At 02:10 on June 7, a Russian drone hit the site of the Centralized Storage Facility for Spent Nuclear Fuel (CSFSF) in the Chornobyl Exclusion Zone. A building for container reception was partially destroyed. A fire broke out over 40 square meters — it was extinguished promptly. There were no casualties, and radiation levels are normal.
But here begins a detail that determines how close Russia came to a real catastrophe.
What is CSFSF and why it's not just a "nuclear facility"
CSFSF is a storage facility that Ukraine spent over 20 years building to end dependence on Russia in the matter of storing spent fuel from three nuclear power plants: Rivne, Khmelnytsky, and South Ukraine. Before it began operations, fuel was transported for reprocessing to Russia — and Ukraine paid hundreds of millions of dollars annually for this.
The technology is American, "dry": spent fuel assemblies are packed into HI-STORM type containers and sealed with concrete. Design capacity — 458 containers, 16,529 fuel assemblies. These containers are stored in the open on concrete pads. The reception building destroyed by the drone is infrastructure before final storage: fuel is transferred here from transport containers.
"Yet another strike on a nuclear infrastructure facility once again demonstrated to the whole world the true face of the Kremlin regime, which deliberately creates threats to nuclear and radiation safety"
Energoatom
Chance as the only protective factor
Energoatom confirmed: spent fuel was not stored in the damaged building. Had the drone hit the site with HI-STORM containers — the scenario would have been fundamentally different. The container design is calculated to withstand man-made disasters and sabotage, but an aerial strike on an open storage site — this is a test that no manufacturer included in their technical specifications.
Ukraine's Ministry of Energy has already appealed to the IAEA demanding a mission to document the consequences. The Agency confirmed dispatching inspectors. This is an already established procedure: after attacks on the Zaporizhzhia NPP, IAEA inspectors documented damage and radiation levels — but often had to take shelter from drones during inspections themselves.
Systemic context that should not be ignored
This is not the first strike on nuclear infrastructure in the Chornobyl zone in 2025: earlier, Russia attacked the protective shelter of the destroyed fourth reactor unit. The General Staff of the Armed Forces of Ukraine qualifies such strikes as part of a systemic policy of nuclear terrorism.
- Since the start of Russia's full-scale invasion, it has repeatedly routed missiles and drones over nuclear power plants.
- Zaporizhzhia NPP lost external power supply 17 times due to strikes on substations.
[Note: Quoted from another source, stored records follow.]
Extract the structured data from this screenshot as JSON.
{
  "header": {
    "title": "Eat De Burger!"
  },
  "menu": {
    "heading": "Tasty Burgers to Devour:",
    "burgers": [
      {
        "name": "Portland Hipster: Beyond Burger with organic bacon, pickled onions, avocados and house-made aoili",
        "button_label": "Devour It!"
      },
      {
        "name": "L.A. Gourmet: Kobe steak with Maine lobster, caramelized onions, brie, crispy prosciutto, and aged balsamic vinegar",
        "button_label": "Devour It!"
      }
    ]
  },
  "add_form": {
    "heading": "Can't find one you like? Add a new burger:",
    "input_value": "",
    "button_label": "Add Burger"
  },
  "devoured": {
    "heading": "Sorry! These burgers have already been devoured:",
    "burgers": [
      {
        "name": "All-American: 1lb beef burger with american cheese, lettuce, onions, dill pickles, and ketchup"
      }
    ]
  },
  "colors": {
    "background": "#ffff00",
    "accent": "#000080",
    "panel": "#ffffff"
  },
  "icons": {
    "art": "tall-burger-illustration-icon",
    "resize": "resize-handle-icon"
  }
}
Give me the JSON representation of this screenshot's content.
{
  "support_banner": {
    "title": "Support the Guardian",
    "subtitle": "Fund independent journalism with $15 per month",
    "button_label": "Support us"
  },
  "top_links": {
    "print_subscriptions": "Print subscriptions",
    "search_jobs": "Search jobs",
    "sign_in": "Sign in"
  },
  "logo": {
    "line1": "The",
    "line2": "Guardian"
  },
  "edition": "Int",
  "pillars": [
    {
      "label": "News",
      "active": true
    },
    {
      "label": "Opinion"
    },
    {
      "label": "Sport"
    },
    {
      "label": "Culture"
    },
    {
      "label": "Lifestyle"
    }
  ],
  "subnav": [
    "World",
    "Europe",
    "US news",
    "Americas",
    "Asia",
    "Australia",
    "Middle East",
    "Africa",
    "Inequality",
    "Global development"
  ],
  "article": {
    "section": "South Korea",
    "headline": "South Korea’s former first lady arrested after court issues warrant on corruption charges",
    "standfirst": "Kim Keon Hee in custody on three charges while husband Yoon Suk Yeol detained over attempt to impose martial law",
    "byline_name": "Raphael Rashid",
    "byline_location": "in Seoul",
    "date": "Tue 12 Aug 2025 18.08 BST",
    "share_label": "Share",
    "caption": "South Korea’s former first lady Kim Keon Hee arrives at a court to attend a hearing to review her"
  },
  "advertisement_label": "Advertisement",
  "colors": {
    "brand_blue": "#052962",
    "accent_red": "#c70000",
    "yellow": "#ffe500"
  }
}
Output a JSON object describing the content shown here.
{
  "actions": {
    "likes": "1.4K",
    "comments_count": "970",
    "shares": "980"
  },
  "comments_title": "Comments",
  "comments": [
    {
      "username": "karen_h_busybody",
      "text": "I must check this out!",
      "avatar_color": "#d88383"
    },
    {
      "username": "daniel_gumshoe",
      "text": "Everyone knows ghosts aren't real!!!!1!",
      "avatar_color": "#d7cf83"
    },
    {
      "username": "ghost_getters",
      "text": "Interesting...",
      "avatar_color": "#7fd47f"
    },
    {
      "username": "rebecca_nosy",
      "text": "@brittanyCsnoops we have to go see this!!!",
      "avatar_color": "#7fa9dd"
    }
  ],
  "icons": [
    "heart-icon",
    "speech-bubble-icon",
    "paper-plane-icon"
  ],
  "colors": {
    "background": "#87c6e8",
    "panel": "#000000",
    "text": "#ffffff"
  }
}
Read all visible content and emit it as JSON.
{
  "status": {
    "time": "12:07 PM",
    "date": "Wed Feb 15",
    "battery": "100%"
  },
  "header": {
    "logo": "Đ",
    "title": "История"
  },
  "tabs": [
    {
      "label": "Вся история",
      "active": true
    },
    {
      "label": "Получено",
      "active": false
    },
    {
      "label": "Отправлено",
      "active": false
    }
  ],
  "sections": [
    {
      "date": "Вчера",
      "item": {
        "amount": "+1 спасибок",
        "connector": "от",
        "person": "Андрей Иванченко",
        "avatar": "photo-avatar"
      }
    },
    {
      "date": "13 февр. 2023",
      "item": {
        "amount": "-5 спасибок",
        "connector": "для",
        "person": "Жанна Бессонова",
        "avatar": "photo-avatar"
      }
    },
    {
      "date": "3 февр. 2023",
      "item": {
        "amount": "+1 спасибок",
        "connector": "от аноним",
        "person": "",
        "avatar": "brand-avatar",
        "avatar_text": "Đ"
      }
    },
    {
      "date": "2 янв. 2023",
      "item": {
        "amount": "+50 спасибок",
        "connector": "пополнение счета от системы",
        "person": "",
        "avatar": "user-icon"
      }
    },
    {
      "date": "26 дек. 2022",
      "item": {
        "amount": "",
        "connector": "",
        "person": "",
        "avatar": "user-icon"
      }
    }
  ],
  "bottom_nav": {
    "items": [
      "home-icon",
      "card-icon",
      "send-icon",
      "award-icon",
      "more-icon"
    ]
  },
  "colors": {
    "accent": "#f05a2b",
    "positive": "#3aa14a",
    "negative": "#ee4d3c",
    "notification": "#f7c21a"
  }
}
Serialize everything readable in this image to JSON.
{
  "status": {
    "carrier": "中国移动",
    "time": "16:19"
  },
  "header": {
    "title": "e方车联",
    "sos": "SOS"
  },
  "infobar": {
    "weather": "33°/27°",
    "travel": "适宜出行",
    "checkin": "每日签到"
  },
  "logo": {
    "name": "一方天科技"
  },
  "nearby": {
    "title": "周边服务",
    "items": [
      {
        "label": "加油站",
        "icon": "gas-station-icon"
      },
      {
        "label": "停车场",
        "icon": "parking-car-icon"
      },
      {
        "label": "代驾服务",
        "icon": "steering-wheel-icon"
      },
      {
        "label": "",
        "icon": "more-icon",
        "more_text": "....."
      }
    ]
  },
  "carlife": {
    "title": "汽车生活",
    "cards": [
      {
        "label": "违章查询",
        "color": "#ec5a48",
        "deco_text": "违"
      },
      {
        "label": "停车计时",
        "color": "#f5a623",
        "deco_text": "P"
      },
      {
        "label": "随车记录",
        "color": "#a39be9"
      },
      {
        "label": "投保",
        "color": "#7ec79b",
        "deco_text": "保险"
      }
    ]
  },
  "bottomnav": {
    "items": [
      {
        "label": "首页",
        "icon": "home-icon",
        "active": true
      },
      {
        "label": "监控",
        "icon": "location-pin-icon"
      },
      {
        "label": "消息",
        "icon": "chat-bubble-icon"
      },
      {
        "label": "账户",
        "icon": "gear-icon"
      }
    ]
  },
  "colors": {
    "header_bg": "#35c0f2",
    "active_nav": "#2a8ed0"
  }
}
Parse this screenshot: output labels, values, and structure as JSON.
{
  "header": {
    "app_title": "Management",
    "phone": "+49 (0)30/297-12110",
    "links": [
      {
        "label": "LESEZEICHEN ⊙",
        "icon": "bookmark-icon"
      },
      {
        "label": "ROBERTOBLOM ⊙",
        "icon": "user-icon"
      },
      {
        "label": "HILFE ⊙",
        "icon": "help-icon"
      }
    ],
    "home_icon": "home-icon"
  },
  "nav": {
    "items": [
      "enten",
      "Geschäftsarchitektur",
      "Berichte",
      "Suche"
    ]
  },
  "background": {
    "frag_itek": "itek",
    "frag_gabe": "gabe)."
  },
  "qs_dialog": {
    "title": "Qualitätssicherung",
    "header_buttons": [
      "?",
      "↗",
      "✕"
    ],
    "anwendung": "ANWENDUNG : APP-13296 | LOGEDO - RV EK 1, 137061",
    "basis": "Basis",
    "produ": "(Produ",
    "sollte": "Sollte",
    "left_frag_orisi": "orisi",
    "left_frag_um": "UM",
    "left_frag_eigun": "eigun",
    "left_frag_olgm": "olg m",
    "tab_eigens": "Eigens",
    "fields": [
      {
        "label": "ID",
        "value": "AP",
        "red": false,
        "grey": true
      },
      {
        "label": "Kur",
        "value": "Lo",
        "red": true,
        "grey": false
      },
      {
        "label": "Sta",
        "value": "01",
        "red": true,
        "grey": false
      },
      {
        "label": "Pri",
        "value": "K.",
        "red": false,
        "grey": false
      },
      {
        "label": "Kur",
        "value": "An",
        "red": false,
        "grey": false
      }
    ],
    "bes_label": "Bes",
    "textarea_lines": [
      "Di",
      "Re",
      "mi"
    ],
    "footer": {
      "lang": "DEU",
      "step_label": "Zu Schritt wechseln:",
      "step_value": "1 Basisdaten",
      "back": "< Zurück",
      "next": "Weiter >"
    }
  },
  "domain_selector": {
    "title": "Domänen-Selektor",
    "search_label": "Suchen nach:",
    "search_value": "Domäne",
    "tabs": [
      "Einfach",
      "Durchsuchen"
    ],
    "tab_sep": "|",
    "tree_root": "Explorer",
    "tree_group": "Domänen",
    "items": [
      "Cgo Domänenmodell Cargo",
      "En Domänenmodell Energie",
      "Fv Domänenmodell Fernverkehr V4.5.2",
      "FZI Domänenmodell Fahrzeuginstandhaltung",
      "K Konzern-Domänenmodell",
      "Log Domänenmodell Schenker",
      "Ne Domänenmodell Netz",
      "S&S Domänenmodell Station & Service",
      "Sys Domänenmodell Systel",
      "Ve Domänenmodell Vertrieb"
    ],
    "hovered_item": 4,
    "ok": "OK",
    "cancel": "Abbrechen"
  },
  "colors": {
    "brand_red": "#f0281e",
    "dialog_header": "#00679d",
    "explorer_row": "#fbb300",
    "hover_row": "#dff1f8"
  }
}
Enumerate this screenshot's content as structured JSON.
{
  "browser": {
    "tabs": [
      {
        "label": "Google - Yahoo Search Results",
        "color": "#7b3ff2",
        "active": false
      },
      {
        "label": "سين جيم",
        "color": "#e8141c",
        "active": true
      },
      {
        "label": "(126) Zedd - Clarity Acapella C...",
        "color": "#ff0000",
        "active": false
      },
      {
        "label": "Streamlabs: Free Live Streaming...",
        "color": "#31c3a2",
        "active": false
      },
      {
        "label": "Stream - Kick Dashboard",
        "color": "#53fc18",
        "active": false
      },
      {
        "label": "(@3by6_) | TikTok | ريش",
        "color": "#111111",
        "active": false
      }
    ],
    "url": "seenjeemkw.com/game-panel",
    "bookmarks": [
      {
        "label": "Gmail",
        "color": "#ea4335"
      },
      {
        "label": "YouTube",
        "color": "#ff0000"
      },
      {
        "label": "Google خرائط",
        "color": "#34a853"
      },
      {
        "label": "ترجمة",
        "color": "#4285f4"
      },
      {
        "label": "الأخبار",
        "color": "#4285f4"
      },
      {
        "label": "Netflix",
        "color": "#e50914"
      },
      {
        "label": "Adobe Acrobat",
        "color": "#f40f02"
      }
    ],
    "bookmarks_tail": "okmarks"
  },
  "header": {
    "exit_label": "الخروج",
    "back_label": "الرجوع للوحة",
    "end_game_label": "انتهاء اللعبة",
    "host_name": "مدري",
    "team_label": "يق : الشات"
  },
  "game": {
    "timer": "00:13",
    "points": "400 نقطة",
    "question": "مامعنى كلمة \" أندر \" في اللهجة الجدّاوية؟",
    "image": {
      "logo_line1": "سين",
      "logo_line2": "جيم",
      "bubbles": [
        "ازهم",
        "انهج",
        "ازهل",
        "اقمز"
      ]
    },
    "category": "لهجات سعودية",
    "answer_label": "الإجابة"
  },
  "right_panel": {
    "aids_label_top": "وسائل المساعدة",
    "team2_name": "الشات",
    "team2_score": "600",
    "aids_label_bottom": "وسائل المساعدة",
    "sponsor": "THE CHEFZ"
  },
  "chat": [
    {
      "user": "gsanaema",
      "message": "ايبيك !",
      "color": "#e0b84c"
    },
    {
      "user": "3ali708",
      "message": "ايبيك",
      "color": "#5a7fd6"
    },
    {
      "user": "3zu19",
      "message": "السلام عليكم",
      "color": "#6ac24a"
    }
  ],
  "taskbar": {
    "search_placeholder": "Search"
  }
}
- In 2025, the Doomsday Clock showed a record 89 seconds to "midnight" — in part due to nuclear risks in Ukraine.
The Ministry of Energy insists: the IAEA must not only document the damage but publicly qualify systematic strikes on nuclear infrastructure. So far, the Agency limits itself to monitoring and calls for restraint.
If the next strike lands not on an auxiliary building, but on the container storage site — will the IAEA have sufficient legal and political tools to respond faster than a fire spreads?